Saturday, January 29, 2011

Brett Warnke's Providence Journal Review of Churchill's Secret War: The British Empire and the Ravaging of India During World War II


By Brett Warnke
(Published in Providence Journal Sept. 16, 2010)
CHURCHILL’S SECRET WAR: The British Empire and the Ravaging of India During World War II,
by Madhusree Mukerjee.
Basic Books. 319 pages. $29.95.

When Prime Minsiter Clement Attlee was asked what his predecessor Winston Churchill had done to win the war, Attlee coldly said, "Talk about it."
Churchill indeed talked about it in his own version of history. But he was more than talk. He enticed an isolated America ever closer to a European war. He also relished the role of the warrior poet. The enduring image of an undaunted bulldog lording over London's urban rubble -- the eloquent old scrapper enjoying his own tryst with destiny -- caught the heart of a generation.
The best polemic to burn off this mythical fog is "The Medals of His Defeats" by Christopher Hitchens, while perhaps the most interesting book (I haven't read Richard Toye's new "Churchill's Empire") is David Reynolds "In Command of History." These along with Madhusree Mukerjee's new book, "Churchill's Secret War," give the contemporary reader an unvarnished new view of the engineer of America's "special relationship."
Mukerjee has written a book about an appalling, little known famine in Bengal, which unfolded during the final hours of the British Raj. Mukerjee's book is not a polemic but a clearly written and well-researched study.
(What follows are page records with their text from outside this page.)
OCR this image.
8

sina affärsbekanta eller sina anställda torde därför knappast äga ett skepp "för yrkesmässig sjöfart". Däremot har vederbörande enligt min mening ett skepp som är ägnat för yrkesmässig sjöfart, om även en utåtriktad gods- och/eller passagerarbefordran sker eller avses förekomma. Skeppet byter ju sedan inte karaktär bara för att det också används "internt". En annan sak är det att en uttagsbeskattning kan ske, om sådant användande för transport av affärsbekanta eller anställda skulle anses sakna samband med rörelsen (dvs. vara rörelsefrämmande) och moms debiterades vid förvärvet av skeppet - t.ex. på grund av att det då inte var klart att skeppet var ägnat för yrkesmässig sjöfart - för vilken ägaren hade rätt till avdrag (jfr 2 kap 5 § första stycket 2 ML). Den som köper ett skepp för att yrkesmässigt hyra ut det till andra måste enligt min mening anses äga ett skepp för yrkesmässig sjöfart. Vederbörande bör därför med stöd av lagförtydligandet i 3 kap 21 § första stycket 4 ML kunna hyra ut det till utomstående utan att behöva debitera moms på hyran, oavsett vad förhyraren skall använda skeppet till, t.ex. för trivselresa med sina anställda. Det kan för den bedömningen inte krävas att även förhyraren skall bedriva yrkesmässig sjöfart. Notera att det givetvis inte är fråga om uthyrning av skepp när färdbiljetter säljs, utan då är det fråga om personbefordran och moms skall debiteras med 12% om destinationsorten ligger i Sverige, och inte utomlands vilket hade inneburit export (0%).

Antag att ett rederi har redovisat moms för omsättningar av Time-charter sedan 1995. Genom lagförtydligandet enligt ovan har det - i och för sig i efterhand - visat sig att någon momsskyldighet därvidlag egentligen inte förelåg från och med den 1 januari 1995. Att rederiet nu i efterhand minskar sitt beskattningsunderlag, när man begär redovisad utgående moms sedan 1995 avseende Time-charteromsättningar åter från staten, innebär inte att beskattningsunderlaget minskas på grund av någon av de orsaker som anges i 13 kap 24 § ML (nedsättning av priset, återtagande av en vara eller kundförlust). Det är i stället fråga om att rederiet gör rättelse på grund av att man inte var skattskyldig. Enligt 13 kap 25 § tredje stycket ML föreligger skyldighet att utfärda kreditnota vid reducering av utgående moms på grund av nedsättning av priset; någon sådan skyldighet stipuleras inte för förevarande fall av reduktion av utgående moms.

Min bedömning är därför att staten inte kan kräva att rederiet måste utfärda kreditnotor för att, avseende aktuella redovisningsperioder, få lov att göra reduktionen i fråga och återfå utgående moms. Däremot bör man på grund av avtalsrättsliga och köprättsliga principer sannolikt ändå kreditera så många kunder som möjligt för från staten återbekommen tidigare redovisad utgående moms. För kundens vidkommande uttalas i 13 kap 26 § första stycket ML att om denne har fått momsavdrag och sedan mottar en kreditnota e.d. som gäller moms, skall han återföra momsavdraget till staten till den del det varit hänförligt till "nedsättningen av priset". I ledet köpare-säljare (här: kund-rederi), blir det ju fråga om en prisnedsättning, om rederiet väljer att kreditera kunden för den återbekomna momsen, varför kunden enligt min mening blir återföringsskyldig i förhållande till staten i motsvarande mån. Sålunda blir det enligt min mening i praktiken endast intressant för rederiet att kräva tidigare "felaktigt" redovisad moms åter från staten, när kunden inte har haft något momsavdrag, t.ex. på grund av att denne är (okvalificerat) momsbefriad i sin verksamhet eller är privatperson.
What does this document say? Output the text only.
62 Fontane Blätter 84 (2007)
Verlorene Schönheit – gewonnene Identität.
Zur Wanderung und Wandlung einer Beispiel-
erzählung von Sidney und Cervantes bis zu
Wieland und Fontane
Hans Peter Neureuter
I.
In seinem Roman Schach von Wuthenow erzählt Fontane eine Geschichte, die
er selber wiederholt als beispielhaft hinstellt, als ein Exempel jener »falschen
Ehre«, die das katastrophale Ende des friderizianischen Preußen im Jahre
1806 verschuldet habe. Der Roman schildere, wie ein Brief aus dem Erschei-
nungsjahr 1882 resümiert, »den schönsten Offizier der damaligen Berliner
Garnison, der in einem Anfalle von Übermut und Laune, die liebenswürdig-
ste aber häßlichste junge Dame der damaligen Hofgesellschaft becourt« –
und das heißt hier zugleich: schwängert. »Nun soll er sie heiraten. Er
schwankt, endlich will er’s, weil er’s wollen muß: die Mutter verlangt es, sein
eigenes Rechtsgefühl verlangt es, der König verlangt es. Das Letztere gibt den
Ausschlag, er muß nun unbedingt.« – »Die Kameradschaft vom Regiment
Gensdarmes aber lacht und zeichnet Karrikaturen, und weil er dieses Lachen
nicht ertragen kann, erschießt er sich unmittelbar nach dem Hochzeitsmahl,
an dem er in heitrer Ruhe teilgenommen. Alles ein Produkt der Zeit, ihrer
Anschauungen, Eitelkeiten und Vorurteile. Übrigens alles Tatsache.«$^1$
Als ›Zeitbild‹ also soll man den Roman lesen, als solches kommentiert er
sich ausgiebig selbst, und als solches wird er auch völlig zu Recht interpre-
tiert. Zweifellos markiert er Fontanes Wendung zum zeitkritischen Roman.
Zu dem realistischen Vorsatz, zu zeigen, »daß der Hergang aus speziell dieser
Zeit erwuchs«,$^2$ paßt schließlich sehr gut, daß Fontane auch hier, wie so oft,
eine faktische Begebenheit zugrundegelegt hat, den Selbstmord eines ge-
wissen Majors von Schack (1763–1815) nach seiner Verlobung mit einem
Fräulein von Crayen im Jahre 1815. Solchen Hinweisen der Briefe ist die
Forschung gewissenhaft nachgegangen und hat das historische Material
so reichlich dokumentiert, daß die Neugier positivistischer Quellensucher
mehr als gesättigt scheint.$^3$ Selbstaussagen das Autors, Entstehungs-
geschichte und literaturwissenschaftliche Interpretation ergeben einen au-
She explores the incompetence and cruelty of the Raj, especially the divide-and-rule strategy (which sliced the subcontinent in two) and the engineered degeneration of India from breadbasket into basketcase.
What the reader learns is that Churchill was not only "irrational" about India (as his closest advisers repeat in their memoirs) but that he used disturbing, racist language when pushed on the subject of Britain's empire. Churchill allowed his nostalgia for a bygone empire, a reactionary quack like his nefarious adviser Lord Cherwell, and his own ego to shape policies that led directly to the starvation of millions of Bengalis.
With precision and detail, Mukerjee takes the reader from the cold numbers -- the millions of tons of grain exported out of India -- to the food-bare villages of 1943 Bengal. What unfolds in chapters like "In the Village" seems less history and more Cormac McCarthy as peasant families, half-wild with hunger, desperately and often hopelessly struggle to survive.
Mukerjee writes with a careful hand, avoiding an easily dismissible rant and smartly allowing Churchill's closest advisors to color in the dark details. What the reader finds is a tale of deadly neglect and, Mukerjee would argue, intentional terror. She details the secret alliances, shady deals, imperial incompetence, and cynicism that led to hoarding and ultimately to catastrophe.